Green environmental policy aims to mainstream an ecological perspective in all areas of life. An intact environment is the essential basis of life for us all and for our children. The prosperity that some of us enjoy should not be achieved at the expense of others or future generations. In green environmental policy, justice is built in.
In the past, a reckless disregard for the environment and natural resources was widespread. Today, politicians, businesses and planners should know better. And yet even now, green spaces are being covered in concrete, our water, air and soil are polluted with all kinds of substances, and the systematic overuse of fertilisers continues. The extinction of species as a consequence of human action continues unabated.
Linking conservation and justice
For us Greens, environmental conservation is a value in its own right, but it is also, and crucially, a justice issue. Noise pollution, for example, is still increasing and mainly affects people who cannot afford to live in a quiet neighbourhood. Air pollution, too, still gives cause for concern. New coal-fired power plants, soot and nitrogen oxides from transport and agriculture but also from small combustion systems such as stoves and domestic heating systems contribute to the mix of pollutants in the air we breathe. Chemical residues – sometimes exceeding permissible levels – are still being found in numerous foods and other products, and even include substances which were banned long ago. To say nothing of the cocktail of environmental toxins which affect us and may interact with each other in ways which have not yet been researched or are simply unknown. Meanwhile, more and more children are suffering from allergies, skin conditions and bronchial complaints. The right to an intact environment and healthy living conditions must apply to all citizens equally. Through our green environmental policy, we are working to make this goal a reality.
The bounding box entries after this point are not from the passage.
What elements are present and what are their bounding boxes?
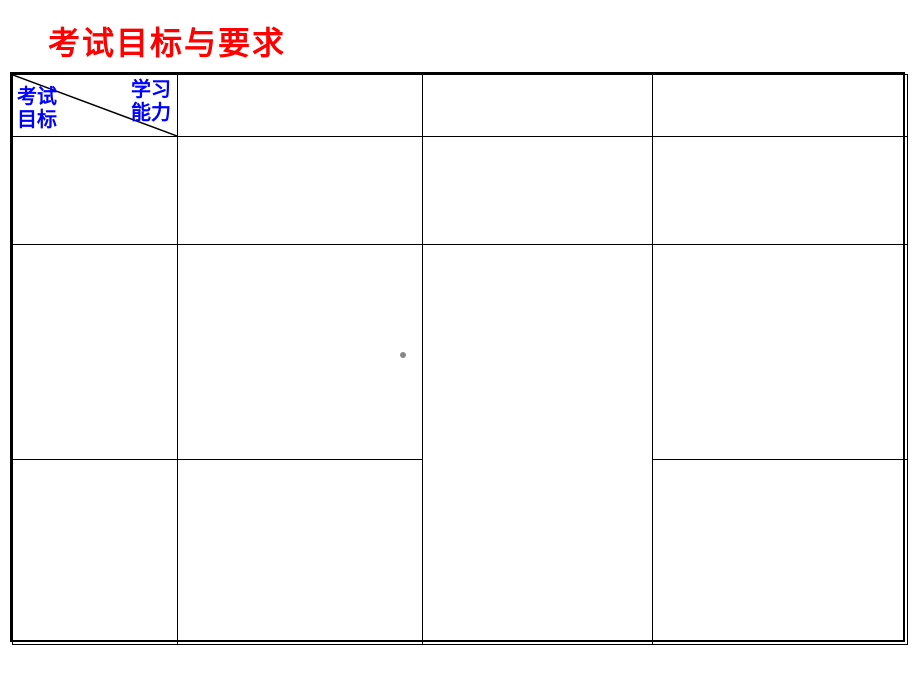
table-cell bbox=[178, 460, 423, 645]
table-cell bbox=[13, 460, 178, 645]
table-cell bbox=[178, 75, 423, 137]
table-cell bbox=[653, 460, 908, 645]
table-cell bbox=[653, 137, 908, 245]
page-title: 考试目标与要求 bbox=[48, 18, 286, 64]
diag-bottom-line1: 考试 bbox=[17, 86, 57, 108]
diag-bottom-label: 考试 目标 bbox=[17, 86, 57, 132]
table-cell bbox=[178, 137, 423, 245]
center-dot-icon bbox=[400, 352, 406, 358]
table-cell bbox=[423, 137, 653, 245]
diag-bottom-line2: 目标 bbox=[17, 109, 57, 131]
table: 学习 能力 考试 目标 bbox=[12, 74, 908, 645]
table-cell-merged bbox=[423, 245, 653, 645]
table-row: 学习 能力 考试 目标 bbox=[13, 75, 908, 137]
table-cell bbox=[653, 75, 908, 137]
diagonal-header-cell: 学习 能力 考试 目标 bbox=[13, 75, 178, 137]
diag-top-label: 学习 能力 bbox=[131, 79, 171, 125]
table-cell bbox=[653, 245, 908, 460]
table-row bbox=[13, 245, 908, 460]
requirements-table: 学习 能力 考试 目标 bbox=[10, 72, 905, 642]
diag-top-line1: 学习 bbox=[131, 79, 171, 101]
diag-top-line2: 能力 bbox=[131, 102, 171, 124]
table-row bbox=[13, 137, 908, 245]
table-cell bbox=[13, 245, 178, 460]
table-cell bbox=[423, 75, 653, 137]
table-cell bbox=[178, 245, 423, 460]
table-cell bbox=[13, 137, 178, 245]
Protecting the environment – worldwide!
The reckless disregard for the environment reflects global inequalities. Many fishermen and fisherwomen are losing their livelihoods because of industrial overfishing and marine pollution. The world's poor regions were promised a green agricultural revolution, for example through the use of genetically modified plants, but instead, they were given new dependencies on international seed and chemical companies. Just 15 per cent of the world's population accounts for more than half of global resource consumption. With their profligate lifestyle, they are making a key contribution to global warming, exporting their garbage to poorer countries, and polluting the seas and the atmosphere. Waste and pollution have become synonyms for prosperity. The destruction of the natural life support systems of future generations continues unabated.
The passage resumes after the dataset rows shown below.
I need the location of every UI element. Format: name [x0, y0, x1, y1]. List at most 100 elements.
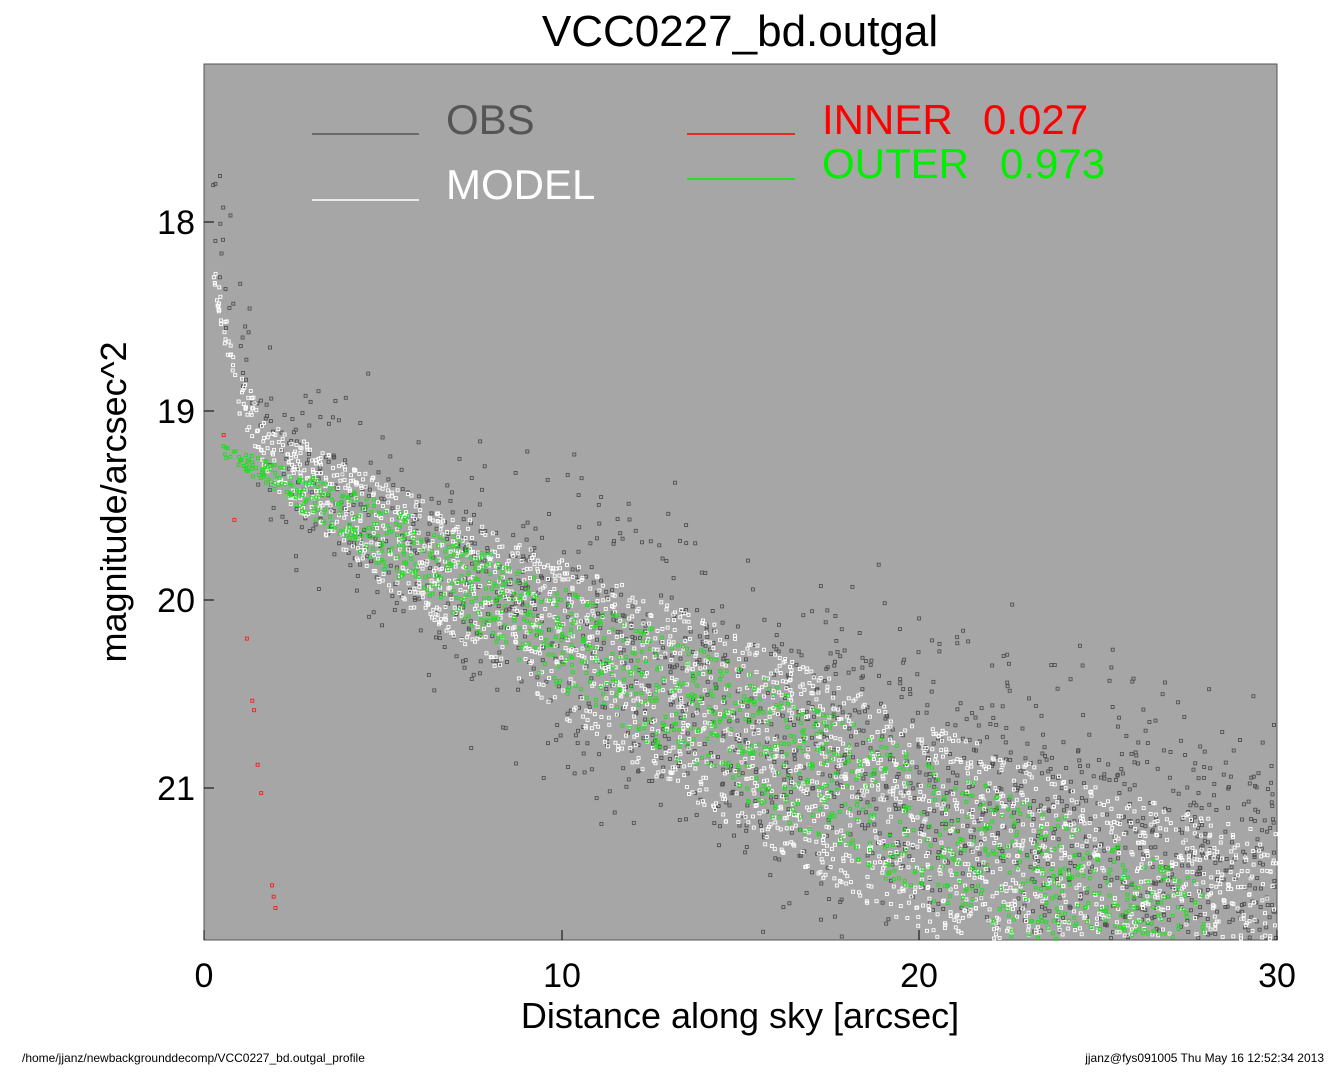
obs-point [415, 550, 419, 555]
model-point [389, 517, 394, 522]
model-point [668, 634, 673, 639]
obs-point [1148, 845, 1153, 850]
model-point [1248, 827, 1253, 831]
model-point [314, 471, 319, 475]
model-point [723, 797, 728, 802]
model-point [854, 730, 858, 735]
model-point [271, 432, 276, 436]
obs-point [663, 655, 668, 660]
model-point [1097, 801, 1102, 806]
obs-point [367, 614, 372, 619]
model-point [601, 598, 606, 603]
outer-point [748, 672, 753, 677]
model-point [1050, 862, 1055, 867]
obs-point [532, 545, 537, 550]
model-point [335, 519, 340, 524]
obs-point [936, 850, 941, 855]
obs-point [211, 183, 216, 188]
model-point [550, 569, 555, 574]
model-point [595, 599, 600, 604]
obs-point [1068, 905, 1073, 910]
model-point [968, 907, 973, 912]
model-point [495, 554, 500, 559]
model-point [816, 723, 820, 728]
model-point [659, 666, 663, 671]
obs-point [496, 604, 501, 609]
model-point [995, 915, 999, 920]
model-point [1202, 911, 1207, 916]
model-point [979, 817, 984, 821]
model-point [769, 764, 774, 769]
outer-point [816, 832, 821, 837]
model-point [354, 496, 359, 501]
model-point [1088, 790, 1093, 795]
model-point [836, 686, 841, 690]
model-point [764, 748, 769, 753]
model-point [1156, 933, 1161, 938]
obs-point [468, 619, 473, 624]
outer-point [717, 677, 722, 682]
model-point [341, 547, 346, 552]
outer-point [436, 574, 441, 579]
model-point [305, 447, 310, 452]
outer-point [1040, 919, 1044, 923]
outer-point [695, 703, 700, 708]
model-point [915, 905, 920, 910]
obs-point [1001, 858, 1006, 863]
obs-point [1117, 791, 1122, 795]
obs-point [332, 552, 337, 557]
model-point [703, 639, 708, 644]
model-point [1168, 821, 1173, 826]
model-point [359, 541, 364, 546]
obs-point [860, 687, 865, 692]
obs-point [1226, 805, 1231, 810]
obs-point [1258, 905, 1263, 910]
obs-point [1144, 913, 1149, 918]
obs-point [822, 678, 827, 683]
model-point [751, 731, 756, 736]
obs-point [280, 514, 285, 519]
obs-point [263, 416, 268, 421]
obs-point [828, 651, 833, 656]
model-point [876, 783, 881, 787]
model-point [978, 759, 983, 764]
obs-point [774, 633, 779, 638]
obs-point [936, 901, 941, 906]
model-point [1230, 860, 1234, 865]
model-point [529, 671, 533, 676]
model-point [1100, 904, 1104, 909]
model-point [686, 619, 691, 624]
obs-point [832, 914, 837, 919]
model-point [490, 531, 495, 536]
model-point [451, 558, 456, 563]
model-point [970, 814, 975, 819]
outer-point [790, 807, 795, 812]
model-point [1116, 814, 1121, 818]
obs-point [890, 727, 895, 732]
model-point [1003, 804, 1008, 809]
model-point [286, 459, 291, 464]
obs-point [1005, 684, 1010, 689]
outer-point [614, 679, 619, 684]
model-point [753, 652, 758, 657]
model-point [228, 343, 233, 348]
model-point [894, 850, 899, 855]
obs-point [544, 679, 549, 684]
model-point [236, 399, 241, 404]
obs-point [1186, 863, 1191, 868]
model-point [553, 578, 558, 583]
outer-point [787, 742, 791, 746]
model-point [679, 700, 684, 705]
obs-point [786, 768, 791, 773]
outer-point [991, 849, 995, 853]
outer-point [882, 846, 887, 850]
model-point [444, 617, 449, 622]
model-point [343, 506, 348, 511]
outer-point [924, 838, 929, 843]
model-point [853, 697, 858, 702]
obs-point [1196, 791, 1201, 795]
model-point [1235, 843, 1240, 848]
model-point [916, 923, 921, 928]
model-point [777, 655, 782, 660]
outer-point [466, 571, 471, 576]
The protection and use of natural resources
We Greens offer our "Green New Deal" as a response to this destructive lifestyle and economy. It combines a sustainable lifestyle and economic activity with a social dimension. Key elements include the protection of nature and biological diversity and the sustainable and equitable use of natural resources. A new resource policy reduces dependency on finite resources and creates new freedoms. Rivers, air and soils should no longer be available free of charge. The sealing of surfaces and noise pollution must be reduced to a minimum. Simple measures help us to conserve precious resources. In this way, we aim to promote the switch to a genuine closed substance cycle which consistently avoids waste and reuses inputs. Whether it is about active noise protection, measures to curb electromagnetic radiation from mobile telephones, or chemicals – our policies aim to achieve genuine progress on the environment. They include limit values which are preventive and protect the health of our children, innovative and sustainable products, and more transparency and participation by citizens.